Greg Eklund (born April 18, 1970) is an American musician/drummer. Originally, he was the drummer for Jolly Mon and quit the band after the release of their debut album. He then joined the rock band Everclear as their drummer from 1994 to 2003, the Oohlas from 2004 to 2008, and Storm Large and Le Bonheur 2009–present.

Eklund attended high school at Lake Braddock Secondary School in Burke, Virginia, graduating in 1988. There he played drums with several bands including the Blonde Mexicans, Tension, and Red October (with Tom Goodin, future guitarist and founding member of the Pietasters on guitar).

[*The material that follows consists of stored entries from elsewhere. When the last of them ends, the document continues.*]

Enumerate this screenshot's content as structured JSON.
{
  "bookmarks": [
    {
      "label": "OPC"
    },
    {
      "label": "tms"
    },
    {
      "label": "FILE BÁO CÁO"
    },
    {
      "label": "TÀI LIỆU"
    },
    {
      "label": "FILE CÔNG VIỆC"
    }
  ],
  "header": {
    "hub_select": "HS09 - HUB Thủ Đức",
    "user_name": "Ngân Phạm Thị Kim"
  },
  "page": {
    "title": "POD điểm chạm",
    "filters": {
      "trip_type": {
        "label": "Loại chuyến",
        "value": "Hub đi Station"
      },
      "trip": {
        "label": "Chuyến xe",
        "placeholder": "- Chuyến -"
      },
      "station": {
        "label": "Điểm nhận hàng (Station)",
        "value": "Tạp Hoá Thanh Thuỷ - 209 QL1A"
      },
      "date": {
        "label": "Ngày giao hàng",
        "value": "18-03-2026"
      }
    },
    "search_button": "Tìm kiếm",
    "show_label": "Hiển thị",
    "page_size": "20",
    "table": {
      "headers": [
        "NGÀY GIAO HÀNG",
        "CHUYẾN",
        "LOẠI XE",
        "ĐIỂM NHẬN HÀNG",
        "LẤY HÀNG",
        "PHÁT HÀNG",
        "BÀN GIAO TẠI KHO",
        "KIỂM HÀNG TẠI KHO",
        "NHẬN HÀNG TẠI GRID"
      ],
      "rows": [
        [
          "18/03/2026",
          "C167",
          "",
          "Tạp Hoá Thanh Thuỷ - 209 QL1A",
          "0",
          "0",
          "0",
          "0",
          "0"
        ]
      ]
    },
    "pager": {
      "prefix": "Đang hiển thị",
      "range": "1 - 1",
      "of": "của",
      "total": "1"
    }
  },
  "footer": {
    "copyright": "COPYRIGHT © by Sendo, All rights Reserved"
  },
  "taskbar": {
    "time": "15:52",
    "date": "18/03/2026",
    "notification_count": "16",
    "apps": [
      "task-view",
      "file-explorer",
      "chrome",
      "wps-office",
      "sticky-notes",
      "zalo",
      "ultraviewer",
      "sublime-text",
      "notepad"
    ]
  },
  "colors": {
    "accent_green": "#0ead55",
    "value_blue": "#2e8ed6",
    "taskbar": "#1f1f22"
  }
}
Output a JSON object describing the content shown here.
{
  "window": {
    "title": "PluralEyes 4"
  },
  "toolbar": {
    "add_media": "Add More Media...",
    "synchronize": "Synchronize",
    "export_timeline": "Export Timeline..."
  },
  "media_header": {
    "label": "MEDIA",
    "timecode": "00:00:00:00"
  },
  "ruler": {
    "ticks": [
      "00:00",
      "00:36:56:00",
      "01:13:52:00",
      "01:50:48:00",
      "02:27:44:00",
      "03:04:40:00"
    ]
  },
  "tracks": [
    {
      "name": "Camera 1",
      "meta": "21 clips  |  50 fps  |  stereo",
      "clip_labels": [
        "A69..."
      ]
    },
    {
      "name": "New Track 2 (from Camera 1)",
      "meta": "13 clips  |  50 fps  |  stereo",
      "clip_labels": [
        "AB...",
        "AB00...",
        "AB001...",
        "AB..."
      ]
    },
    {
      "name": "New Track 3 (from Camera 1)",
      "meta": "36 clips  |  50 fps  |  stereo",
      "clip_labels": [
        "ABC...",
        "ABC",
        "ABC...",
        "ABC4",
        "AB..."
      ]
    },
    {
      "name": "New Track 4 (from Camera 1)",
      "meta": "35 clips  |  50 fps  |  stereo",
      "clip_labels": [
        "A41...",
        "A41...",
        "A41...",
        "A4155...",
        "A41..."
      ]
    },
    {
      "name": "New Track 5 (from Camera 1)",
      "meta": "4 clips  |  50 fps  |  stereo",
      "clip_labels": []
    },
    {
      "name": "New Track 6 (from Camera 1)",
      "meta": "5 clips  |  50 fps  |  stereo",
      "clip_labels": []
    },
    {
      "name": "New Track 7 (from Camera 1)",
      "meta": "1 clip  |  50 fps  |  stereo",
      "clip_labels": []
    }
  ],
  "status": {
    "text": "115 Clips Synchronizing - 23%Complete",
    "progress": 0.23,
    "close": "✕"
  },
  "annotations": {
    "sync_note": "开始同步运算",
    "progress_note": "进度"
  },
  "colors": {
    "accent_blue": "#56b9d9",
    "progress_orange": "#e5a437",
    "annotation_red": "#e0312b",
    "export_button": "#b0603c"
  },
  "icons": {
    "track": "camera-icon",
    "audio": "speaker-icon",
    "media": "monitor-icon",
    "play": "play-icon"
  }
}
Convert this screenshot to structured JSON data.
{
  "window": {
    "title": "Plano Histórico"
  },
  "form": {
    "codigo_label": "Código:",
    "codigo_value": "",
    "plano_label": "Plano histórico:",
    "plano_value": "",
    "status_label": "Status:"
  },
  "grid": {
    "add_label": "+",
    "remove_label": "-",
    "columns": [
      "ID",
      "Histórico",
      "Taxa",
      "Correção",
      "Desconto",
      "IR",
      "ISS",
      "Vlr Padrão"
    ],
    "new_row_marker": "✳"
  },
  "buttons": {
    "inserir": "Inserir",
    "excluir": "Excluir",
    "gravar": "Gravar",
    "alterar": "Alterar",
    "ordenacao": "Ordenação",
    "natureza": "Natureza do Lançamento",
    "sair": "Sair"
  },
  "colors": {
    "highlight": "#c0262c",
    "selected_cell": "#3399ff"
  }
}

After leaving the band, Jolly Mon, he replaced the original Everclear drummer Scott Cuthbert in 1994. With Everclear, Eklund wrote and sang "The Honeymoon Song" on the album Songs from an American Movie Vol. One: Learning How to Smile.

Eklund is currently the drummer for Storm Large and Le Bonheur who tours both nationally and internationally. He has been married to artist Ellina Kevorkian since 1997. They have two children.

He released his first album on August 1, 2021. Muffled Tears has 13 tracks and is available on streaming apps.